To be sure, this film doesn’t stumble into its formula by mere calculation. There’s a great deal of expertise involved: Director Lasse Hallstrom knows how to keep things tidy, and screenwriter Steven Knight has the fine “Eastern Promises” and “Dirty Pretty Things” to his credit.
Two of the film’s producers are named Steven Spielberg and Oprah Winfrey; last time I checked, their grasp of what the public wants has left no one in their immediate families noticeably lacking for the basic amenities. Such skill is on the screen, and “The Hundred-Foot Journey” is pleasant product, even if it seems as premeditated as a Marvel Comics blockbuster.
The zaniness begins when the Kadam family, newly arrived in France from India, fetch up with car trouble in a small town. Restaurateurs by trade, they seize the opportunity to open an Indian place — in a spot across the street from a celebrated bastion of French haute cuisine, Le Saule Pleureur.
This Michelin-starred legend is run by frosty Madame Mallory (Mirren), whose demeanor is the direct opposite of the earthy Kadam patriarch (Om Puri, a crafty old pro). It’s culinary and cultural war, but will the cooking genius of Papa’s twentysomething son Hassan (Manish Dayal) be denied?
Madame Mallory can recognize the innate talent of a chef by asking a prospect to cook an omelet in her presence. You can already hear the eggs breaking in Hassan’s future — the movie’s like that.
Daval is a good-looking and likable leading man, so it’s too bad he’s given an unpersuasive love story with Madame Mallory’s sous-chef, Marguerite (Charlotte Le Bon). Le Bon, a pretty actress, doesn’t look convinced by the love story, either — her facial expression perpetually conveys the silent question, “Are you sure this is in the script?”

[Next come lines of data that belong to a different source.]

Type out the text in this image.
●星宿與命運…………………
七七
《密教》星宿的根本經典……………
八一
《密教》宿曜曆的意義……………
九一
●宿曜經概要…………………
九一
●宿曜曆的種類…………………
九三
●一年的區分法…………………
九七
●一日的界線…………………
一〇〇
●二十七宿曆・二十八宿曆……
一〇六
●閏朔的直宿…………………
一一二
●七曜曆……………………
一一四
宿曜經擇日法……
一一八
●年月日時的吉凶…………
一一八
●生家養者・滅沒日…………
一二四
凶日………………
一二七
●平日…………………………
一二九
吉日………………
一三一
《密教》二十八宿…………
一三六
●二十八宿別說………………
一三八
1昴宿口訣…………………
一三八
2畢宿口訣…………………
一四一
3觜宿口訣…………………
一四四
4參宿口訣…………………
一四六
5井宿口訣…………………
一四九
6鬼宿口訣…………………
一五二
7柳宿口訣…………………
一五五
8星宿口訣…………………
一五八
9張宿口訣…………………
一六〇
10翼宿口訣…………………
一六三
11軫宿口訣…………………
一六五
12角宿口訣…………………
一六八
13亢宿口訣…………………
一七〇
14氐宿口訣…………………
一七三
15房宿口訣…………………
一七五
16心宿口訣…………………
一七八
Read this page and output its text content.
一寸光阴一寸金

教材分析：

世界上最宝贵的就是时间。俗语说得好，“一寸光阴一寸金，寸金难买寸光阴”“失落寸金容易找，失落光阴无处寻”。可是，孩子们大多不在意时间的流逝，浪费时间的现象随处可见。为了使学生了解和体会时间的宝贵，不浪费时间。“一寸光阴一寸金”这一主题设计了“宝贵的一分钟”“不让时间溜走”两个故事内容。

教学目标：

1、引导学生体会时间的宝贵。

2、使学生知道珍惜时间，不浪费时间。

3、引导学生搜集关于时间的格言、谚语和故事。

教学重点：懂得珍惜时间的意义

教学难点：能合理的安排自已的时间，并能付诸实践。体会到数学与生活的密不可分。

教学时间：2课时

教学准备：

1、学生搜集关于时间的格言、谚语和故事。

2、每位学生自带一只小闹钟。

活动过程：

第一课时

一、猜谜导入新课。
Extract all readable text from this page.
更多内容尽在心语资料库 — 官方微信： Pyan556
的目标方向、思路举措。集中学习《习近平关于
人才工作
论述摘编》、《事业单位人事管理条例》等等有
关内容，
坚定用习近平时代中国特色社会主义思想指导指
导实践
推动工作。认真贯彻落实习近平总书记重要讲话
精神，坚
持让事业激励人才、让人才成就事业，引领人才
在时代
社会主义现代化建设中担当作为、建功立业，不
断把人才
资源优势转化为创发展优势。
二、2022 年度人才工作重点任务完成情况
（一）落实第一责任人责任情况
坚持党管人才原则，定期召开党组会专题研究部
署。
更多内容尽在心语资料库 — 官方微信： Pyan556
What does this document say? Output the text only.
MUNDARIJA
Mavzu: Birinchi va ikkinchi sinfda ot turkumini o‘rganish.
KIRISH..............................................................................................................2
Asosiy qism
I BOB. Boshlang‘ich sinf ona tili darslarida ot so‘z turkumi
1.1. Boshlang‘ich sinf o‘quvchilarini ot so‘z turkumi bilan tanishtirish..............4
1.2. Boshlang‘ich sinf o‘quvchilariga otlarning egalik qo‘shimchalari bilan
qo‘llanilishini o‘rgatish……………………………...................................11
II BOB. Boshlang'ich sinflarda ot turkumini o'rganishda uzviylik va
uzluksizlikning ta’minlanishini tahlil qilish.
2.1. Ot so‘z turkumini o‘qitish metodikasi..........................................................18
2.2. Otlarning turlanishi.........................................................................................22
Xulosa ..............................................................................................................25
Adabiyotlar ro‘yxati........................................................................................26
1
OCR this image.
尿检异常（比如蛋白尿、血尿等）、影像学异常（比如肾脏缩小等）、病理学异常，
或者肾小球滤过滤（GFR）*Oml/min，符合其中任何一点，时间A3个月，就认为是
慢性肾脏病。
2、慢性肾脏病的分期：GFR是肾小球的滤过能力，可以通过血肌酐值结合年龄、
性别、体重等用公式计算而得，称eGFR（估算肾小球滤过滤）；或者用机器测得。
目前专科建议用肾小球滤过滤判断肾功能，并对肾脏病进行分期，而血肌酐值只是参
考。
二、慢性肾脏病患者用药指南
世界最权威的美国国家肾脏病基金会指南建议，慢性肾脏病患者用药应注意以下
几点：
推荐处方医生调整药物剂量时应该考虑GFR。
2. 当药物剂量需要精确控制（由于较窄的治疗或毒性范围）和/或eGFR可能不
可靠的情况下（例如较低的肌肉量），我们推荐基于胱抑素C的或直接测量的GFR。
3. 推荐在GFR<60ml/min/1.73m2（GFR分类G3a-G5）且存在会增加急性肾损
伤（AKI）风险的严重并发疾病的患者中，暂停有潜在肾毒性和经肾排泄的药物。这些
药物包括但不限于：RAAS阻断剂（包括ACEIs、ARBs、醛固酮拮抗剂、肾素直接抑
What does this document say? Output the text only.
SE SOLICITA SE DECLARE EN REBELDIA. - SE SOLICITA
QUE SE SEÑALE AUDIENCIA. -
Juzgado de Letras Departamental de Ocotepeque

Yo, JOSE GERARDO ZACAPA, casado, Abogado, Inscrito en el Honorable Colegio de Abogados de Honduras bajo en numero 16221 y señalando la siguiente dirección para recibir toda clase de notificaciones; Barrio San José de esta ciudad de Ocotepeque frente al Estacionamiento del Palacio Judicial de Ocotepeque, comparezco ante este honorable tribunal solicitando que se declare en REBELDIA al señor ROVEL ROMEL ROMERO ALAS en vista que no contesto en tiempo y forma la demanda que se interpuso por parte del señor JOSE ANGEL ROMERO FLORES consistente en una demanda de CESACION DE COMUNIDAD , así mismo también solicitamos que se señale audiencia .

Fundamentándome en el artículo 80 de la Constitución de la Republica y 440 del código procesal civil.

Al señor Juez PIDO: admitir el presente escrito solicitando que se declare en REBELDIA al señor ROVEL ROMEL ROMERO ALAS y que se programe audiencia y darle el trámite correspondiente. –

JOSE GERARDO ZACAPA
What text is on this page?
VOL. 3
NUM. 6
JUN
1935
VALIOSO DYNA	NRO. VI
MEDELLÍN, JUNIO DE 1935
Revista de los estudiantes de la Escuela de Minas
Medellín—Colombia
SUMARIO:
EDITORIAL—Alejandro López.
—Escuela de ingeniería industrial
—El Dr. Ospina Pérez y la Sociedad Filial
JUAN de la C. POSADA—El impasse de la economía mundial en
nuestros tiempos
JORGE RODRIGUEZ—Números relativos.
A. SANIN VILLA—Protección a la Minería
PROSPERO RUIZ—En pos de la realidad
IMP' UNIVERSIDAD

Mirren hits her marks, and the food is of course drooled over. In setting up its culture clash, the film is firmly on the side of the Kadams and their generous portions and against all those snooty-noses across the street. Nobody seems to realize that this airless fairy tale is made with the immaculate authority of La Saule Pleureur, not the freewheeling fun of Maison Mumbai.
“The Hundred-Foot Journey” (2 stars)
An immigrant family sets up an Indian restaurant across the road from a bastion of haute cuisine (ruled over by imperious Helen Mirren) in a small town in France. The young Indian chef (Manish Daval) is a genius, but will the humble place survive? This tidy film is so crowd-pleasing it seems as airless as a Marvel blockbuster.